その手には焦げた魔術触媒が握られている。
「魔術師だ。一体、誰が……」
カークが眉をひそめ、剣先で男を突き動かすが、反応はない。
「一緒に襲撃されていたら厄介だったな。……とにかく、巡回中の奴に引き渡そう」
結局、その場に残って後処理を請け負ったのはフレイで、カークはユフィとエリセを送っていくことになった。

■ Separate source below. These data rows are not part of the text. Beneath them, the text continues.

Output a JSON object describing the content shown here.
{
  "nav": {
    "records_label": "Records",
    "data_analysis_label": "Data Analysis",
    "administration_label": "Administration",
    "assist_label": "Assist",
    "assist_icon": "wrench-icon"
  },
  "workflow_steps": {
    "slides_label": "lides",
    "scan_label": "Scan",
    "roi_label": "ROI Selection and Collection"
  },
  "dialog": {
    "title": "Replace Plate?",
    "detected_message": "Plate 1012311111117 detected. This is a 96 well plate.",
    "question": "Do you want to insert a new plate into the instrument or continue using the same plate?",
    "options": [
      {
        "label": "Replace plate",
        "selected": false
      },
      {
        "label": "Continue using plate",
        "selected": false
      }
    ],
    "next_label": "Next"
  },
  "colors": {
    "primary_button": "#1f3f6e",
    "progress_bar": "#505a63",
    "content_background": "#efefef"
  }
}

安心した空気の中でも、エリセの胸には妙なざわめきが残っていた。
◇◇◆◇
翌日。
ルザリオの展示場――メインホール。
静かな午前、まだ誰も来ていない時間帯に、ツィグナトが姿を現す。
透明な展示ケースに指先をかざし、無駄のない動作で魔術式を描き足していく。
淡い光が走り、保護結界が一層強固に張り直された。
彼の横顔は相変わらず冷ややかで、誰に誇示するでもない。
ただ静かに、当然のように。
足元では、黒と白の二匹の蛇がチョロチョロと這い回り、小さな声で口論していた。
「余からすれば、あの葉を持ち帰らせたのは過分ぞ」
「まあまあ。葉っぱの一枚くらい別にえぇやろ」
「……葉を軽んじるでない! たとえ一片とて、悪意を引き寄せる禍根ぞ。 」
「せやけど――”綺羅の境に立った” から手が届いた、それだけや」
二匹のやり取りをよそに、ツィグナトはただ術式を書き終える。
その庇護は昨夜も、そして今も――エリセを確かに守っていた。
ツィグナトにとっては、呼吸と同じように当たり前のこと。
だが、その始まりは、あの忘却の庭での一瞬に遡る。